Weather Watch

When to catch a grunion on the Central Coast

A hunter shows off a grunion that was caught at Cabrillo Beach in San Pedro in 2009. The fish are well-known for their interesting spawning behavior.
A hunter shows off a grunion that was caught at Cabrillo Beach in San Pedro in 2009. The fish are well-known for their interesting spawning behavior.

Over the past few months, I received quite a few emails asking about grunion runs. Well, one of the first jobs I had while living in San Luis Obispo was to perform grunion run surveys in the middle of the night for the Port San Luis Harbor District.  

At the time, I doubted that I would ever see these silvery, turquoise fish about 5 to 7 inches long. After two nights of watching for these phantom creatures, I thought it was a bit of a snipe hunt.   

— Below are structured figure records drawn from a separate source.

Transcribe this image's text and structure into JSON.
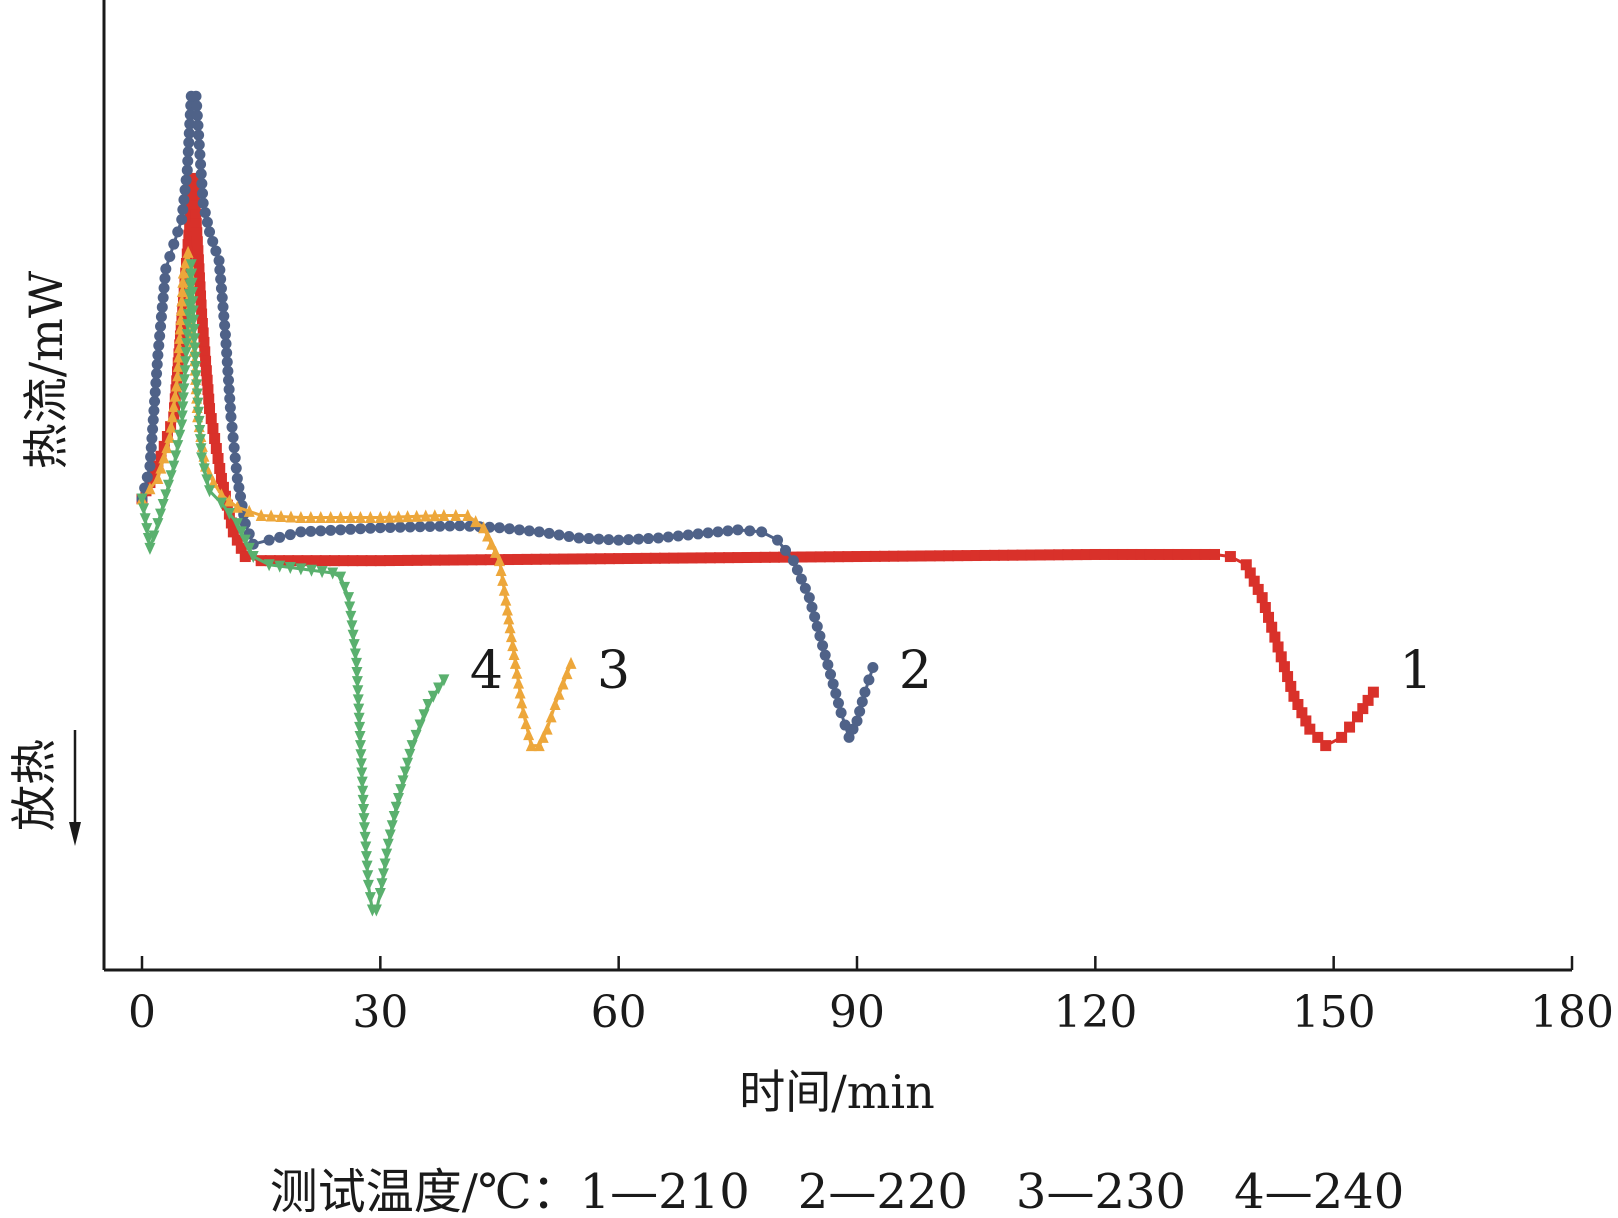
{
  "chart_data": {
    "type": "line",
    "xlabel": "时间/min",
    "ylabel": "热流/mW",
    "exo_label": "放热",
    "xlim": [
      0,
      180
    ],
    "ylim": [
      -100,
      100
    ],
    "x_ticks": [
      "0",
      "30",
      "60",
      "90",
      "120",
      "150",
      "180"
    ],
    "x_tick_values": [
      0,
      30,
      60,
      90,
      120,
      150,
      180
    ],
    "grid": false,
    "caption": "测试温度/℃：1—210　2—220　3—230　4—240",
    "series": [
      {
        "label": "1",
        "color": "#d9312a",
        "marker": "square",
        "points": [
          [
            0,
            0
          ],
          [
            2,
            8
          ],
          [
            4,
            20
          ],
          [
            5.5,
            55
          ],
          [
            6.5,
            78
          ],
          [
            7.5,
            45
          ],
          [
            8.5,
            22
          ],
          [
            10,
            5
          ],
          [
            11.5,
            -8
          ],
          [
            13,
            -14
          ],
          [
            15,
            -15
          ],
          [
            30,
            -15
          ],
          [
            60,
            -14.5
          ],
          [
            90,
            -14
          ],
          [
            120,
            -13.5
          ],
          [
            135,
            -13.5
          ],
          [
            137,
            -14
          ],
          [
            139,
            -16
          ],
          [
            141,
            -24
          ],
          [
            143,
            -36
          ],
          [
            145,
            -48
          ],
          [
            147,
            -56
          ],
          [
            149,
            -60
          ],
          [
            151,
            -58
          ],
          [
            153,
            -53
          ],
          [
            155,
            -47
          ]
        ]
      },
      {
        "label": "2",
        "color": "#4f6288",
        "marker": "circle",
        "points": [
          [
            0,
            0
          ],
          [
            1,
            8
          ],
          [
            2,
            35
          ],
          [
            3,
            56
          ],
          [
            4,
            62
          ],
          [
            5,
            68
          ],
          [
            5.7,
            80
          ],
          [
            6.2,
            98
          ],
          [
            6.8,
            98
          ],
          [
            7.7,
            72
          ],
          [
            8.5,
            65
          ],
          [
            9.7,
            58
          ],
          [
            10.5,
            40
          ],
          [
            11.2,
            20
          ],
          [
            12,
            5
          ],
          [
            13,
            -6
          ],
          [
            14,
            -11
          ],
          [
            16,
            -10
          ],
          [
            20,
            -8
          ],
          [
            30,
            -7
          ],
          [
            40,
            -6.5
          ],
          [
            45,
            -7
          ],
          [
            50,
            -8
          ],
          [
            55,
            -9.5
          ],
          [
            60,
            -10
          ],
          [
            65,
            -9.5
          ],
          [
            70,
            -8.5
          ],
          [
            75,
            -7.5
          ],
          [
            78,
            -8
          ],
          [
            80,
            -10
          ],
          [
            82,
            -15
          ],
          [
            84,
            -24
          ],
          [
            86,
            -38
          ],
          [
            88,
            -52
          ],
          [
            89,
            -58
          ],
          [
            90,
            -54
          ],
          [
            91,
            -47
          ],
          [
            92,
            -41
          ]
        ]
      },
      {
        "label": "3",
        "color": "#eda73b",
        "marker": "triangle-up",
        "points": [
          [
            0,
            0
          ],
          [
            2,
            5
          ],
          [
            3.5,
            15
          ],
          [
            4.5,
            30
          ],
          [
            5.2,
            55
          ],
          [
            5.8,
            60
          ],
          [
            6.3,
            45
          ],
          [
            7,
            20
          ],
          [
            8,
            8
          ],
          [
            9,
            4
          ],
          [
            10,
            1
          ],
          [
            12,
            -2
          ],
          [
            15,
            -4
          ],
          [
            20,
            -4.5
          ],
          [
            30,
            -4.5
          ],
          [
            38,
            -4
          ],
          [
            41,
            -4
          ],
          [
            43,
            -7
          ],
          [
            45,
            -15
          ],
          [
            46,
            -27
          ],
          [
            47,
            -40
          ],
          [
            48,
            -52
          ],
          [
            49,
            -60
          ],
          [
            50,
            -60
          ],
          [
            51,
            -56
          ],
          [
            52,
            -50
          ],
          [
            53,
            -45
          ],
          [
            54,
            -40
          ]
        ]
      },
      {
        "label": "4",
        "color": "#5ab06e",
        "marker": "triangle-down",
        "points": [
          [
            0,
            0
          ],
          [
            1,
            -12
          ],
          [
            2,
            -6
          ],
          [
            3,
            1
          ],
          [
            4,
            8
          ],
          [
            5,
            18
          ],
          [
            5.7,
            40
          ],
          [
            6.2,
            57
          ],
          [
            6.8,
            30
          ],
          [
            7.5,
            10
          ],
          [
            8.5,
            2
          ],
          [
            10,
            -1
          ],
          [
            12,
            -6
          ],
          [
            14,
            -14
          ],
          [
            16,
            -16
          ],
          [
            20,
            -17
          ],
          [
            24,
            -18
          ],
          [
            25,
            -19
          ],
          [
            26,
            -24
          ],
          [
            27,
            -40
          ],
          [
            27.5,
            -60
          ],
          [
            28,
            -80
          ],
          [
            28.5,
            -94
          ],
          [
            29,
            -100
          ],
          [
            29.5,
            -100
          ],
          [
            30,
            -96
          ],
          [
            31,
            -84
          ],
          [
            32,
            -75
          ],
          [
            34,
            -60
          ],
          [
            36,
            -50
          ],
          [
            38,
            -44
          ]
        ]
      }
    ]
  }
}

On the third evening immediately after high tide, I noticed the sound of them flopping on the beach after each successive wave break. Old Port Beach came alive that night with hundreds of California grunion. A marauding ban of local raccoons took full advantage of this rare bounty. If you happen to visit a sandy beach along the Central Coast at night after a full or new moon and immediately after high tide, you may see these unusual fish. It’s one of those natural spectacles that you’re unlikely to ever forget.

Like sea turtles, California grunion come ashore at night in the open air to lay their eggs near the high water mark. Spawning generally occurs during the spring and summer, peaking in May and June. These fish only spawn three or four nights after each full or new moon, and only for a few hours after high tide. 

Female fish swim on the beach with one or more males following closely behind. The females dig a nest into the wet sand, vertically, with their eyes directed toward the skies.

They can lay between 1,000 and 4,000 eggs about 3 to 4 inches beneath the sand, as the males fertilize the eggs. Nearly two weeks later when the spring tides return, the eggs hatch, completing a remarkable life cycle. Evidently, the young fish need the wave action to break loose from their shells.

Nobody knows how the grunion can so precisely time the tidal cycle. These fish seem to spend most of their life near the coast in about 15 to 60 feet of water and can live up to four years. John Steinbeck of Tenera Environmental told me that he has found grunion as far north as San Francisco, but they are most abundant from Morro Bay southward. It’s interesting to note that grunion found in the Gulf of California spawn during daylight. 

The grunion season is closed through May, but you can observe them. The next expected grunion run along the Central Coast starts on the night of May 4, right after high tide at 10:44 p.m. for about a two-hour period. The second hour is usually better. The next run will occur at 11:17 p.m. May 5, with another run at 11:53 p.m. May 6. The last run is forecast during the early-morning hours of May 8, at 12:36 a.m. 

The next run when you can actually take fish will occur June 2 right after high tide at 10:17 p.m. for about a two-hour period. The following run will occur at 10:55 p.m. June 3, with another run at 11:36 p.m. June 4. The last run of the period is forecast during the early-morning hours of June 6, at 12:22 a.m.

The best runs normally occur on the second and third nights of the four-night period. But please remember, the times listed are only predicted grunion run times. They might not always run during those times, because they can be rare events.

Watching old and young alike trying to catch grunion on a foggy night by hand is always enjoyable; however, they’re no match for the local raccoons at capturing these slippery fish.

Please remember, you can only catch grunion by hand, and you also need a valid California state fishing license if you are older than 16. There is no bag limit, but take only the fish you can use; it is unlawful and unethical to waste fish.